Operation and maintenance of provers

(1) A prover (displacement prover or master meter prover) shall be used in the working range and under operating conditions corresponding to rated operating conditions for the prover. Maintenance and re-calibration shall be carried out pursuant to the maintenance programme and calibration programme.

(2) A proving shall take place pursuant to the operational procedure and under conditions as similar as practicable to the normal operating conditions of the meter being proved. The operating pressure at the meter and prover shall during proving be higher than the vapour pressure of the fluid.

(3) The proving result shall be in accordance with the performance requirements in Section 38 for the meter to be proved and be based on an evaluation of three to 20 subsequent single calibrations. If the proving result is outside set control limits, it shall be verified before being used. The quantity of oil loaded onto ships shall be re-calculated following the first approved proving. The calibration factor established in the first approved proving shall be used to calculate the remaining quantity or until a new calibration factor is established.

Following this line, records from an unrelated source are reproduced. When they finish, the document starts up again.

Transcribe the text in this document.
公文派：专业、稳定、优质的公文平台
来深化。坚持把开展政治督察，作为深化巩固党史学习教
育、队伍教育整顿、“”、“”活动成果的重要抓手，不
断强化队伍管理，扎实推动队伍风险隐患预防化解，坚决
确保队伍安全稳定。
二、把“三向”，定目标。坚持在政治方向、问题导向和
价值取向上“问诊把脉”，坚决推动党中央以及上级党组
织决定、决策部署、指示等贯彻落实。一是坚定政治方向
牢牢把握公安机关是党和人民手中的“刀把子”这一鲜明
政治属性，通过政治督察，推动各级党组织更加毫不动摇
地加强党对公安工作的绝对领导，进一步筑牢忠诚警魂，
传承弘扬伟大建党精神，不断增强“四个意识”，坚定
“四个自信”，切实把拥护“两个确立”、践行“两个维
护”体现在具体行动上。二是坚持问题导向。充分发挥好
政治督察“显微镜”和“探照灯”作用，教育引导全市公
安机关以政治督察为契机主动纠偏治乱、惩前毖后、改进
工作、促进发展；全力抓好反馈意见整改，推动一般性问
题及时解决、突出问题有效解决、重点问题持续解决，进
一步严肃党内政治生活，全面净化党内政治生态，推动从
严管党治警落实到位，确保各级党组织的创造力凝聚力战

(4) A displacement prover shall, at a minimum, be calibrated in situ annually. The calibration interval may be gradually extended to every three years if it can be documented that annual calibration would lead to unreasonably high costs and it can be substantiated that performance requirements in Section 39 will be met.

(5) As a minimum, a master meter prover shall be calibrated annually.

Section 85.

Operation and maintenance of gas meters

(1) A gas meter shall be used in the working range under operating conditions corresponding to rated operating conditions for the meter. Maintenance and calibration shall be carried out pursuant to the maintenance programme and calibration programme.

(2) A gas meter shall be calibrated at least every five years. This shall not apply if the meter or meter tube is subject to a preventive maintenance system which ensures compliance with requirements for instrumental measurement uncertainty.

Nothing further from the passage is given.